Almost all travel insurance policies will cover the default of a supplier. However, the term default must be used and it’s narrow in its definition of what is covered. For instance should your travel supplier shut down for good you may not be covered unless they file bankruptcy. Should the travel company decide to cut back on business but continue operations you may not be covered. Also, default policies don’t cover the default of the insurer from whom you purchased them. Select a policy that broadly defines “default”.

Problems With the Destination

Should your trip come under threat because of weather conditions at your destination, or should the airlines stop flying there or your accommodations be deemed “uninhabitable” you are usually covered. If you purchase your travel insurance after storm warnings go out for your destination you won’t be covered. And unless the State Department issues a warning regarding civil unrest at your destination you will not be protected.

A Pre-existing Medical Condition

If you received treatment two to six months prior to your travel date and you have a relapse while on vacation your standard travel insurance won’t cover interruption or cancellation. This may include situations when you experienced symptoms of an illness but chose not to receive treatment, ignored recommendation of your physician or refused to take prescriptions for your condition. You can opt for a waiver by purchasing the insurance a few days to two weeks from the time you make your first payment.

However an insurer can still deny your claim should a situation or condition exist at the time you purchase your policy. For instance should a close relative be in end-of-life care at that time you will not be able to cancel and be protected should your loved one succumb. Basically you must have no known encumbrances that would  interrupt travel at the time you purchase your travel insurance.

Other Considerations When Choosing Travel Insurance

Just as with any insurance there are special policies and provisions to consider when choosing your travel insurance.
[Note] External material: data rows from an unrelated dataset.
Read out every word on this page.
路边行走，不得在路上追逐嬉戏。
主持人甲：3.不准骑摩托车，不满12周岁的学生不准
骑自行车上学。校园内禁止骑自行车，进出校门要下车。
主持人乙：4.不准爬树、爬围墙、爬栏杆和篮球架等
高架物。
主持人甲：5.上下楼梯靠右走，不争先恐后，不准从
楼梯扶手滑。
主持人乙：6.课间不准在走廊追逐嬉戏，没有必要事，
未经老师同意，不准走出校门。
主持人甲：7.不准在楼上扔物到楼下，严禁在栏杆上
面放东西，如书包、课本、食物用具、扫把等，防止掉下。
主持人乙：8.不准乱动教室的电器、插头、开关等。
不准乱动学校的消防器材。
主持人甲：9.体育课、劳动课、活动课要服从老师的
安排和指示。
For instance the cancel for any reason policy mentioned above may not provide full coverage. They also only allow cancellation up to 48 hours prior to travel. Here are some other conditions to which you should pay heed:

  • Travel insurance is a secondary form of coverage. This means they openly pay for what is not reimbursed or provided for from your suppliers. It could involve a good amount of time before you see any compensation. For medical expenses you must first submit to your medical insurer and you may need to pay for any emergencies on the spot then be compensated later on. For damage or loss of personal possessions you will need to make a claim with the airlines, for instance, the your own insurer, then refer to your travel policy.
  • With travel insurance/medical insurance you will need to let the insurance provider make all of the arrangements for you in the event of evacuation or medical care. The insurer will assign the physician and arrange for transport. If you choose to do so on your own you may not be reimbursed.
  • Some policies invalidate coverage if you fail to cover the entire cost of your trip. You are required to cover any and all fees, nonrefundable payments you make and even, in some cases, the refundable payments required must be covered.
  • The rates for most travel insurance policies and medical/medevac go up along with your age. These rates really rise for those over the age of 70.

As Always, Caveat Emptor

The thing to remember when deciding on travel insurance is that not all policies are created equal. Consider your specific needs and choose wisely. Travel insurance is a prudent choice in today’s environment and can offer you a fair amount of peace of mind.

Disclaimer: We do not represent any travel insurance company.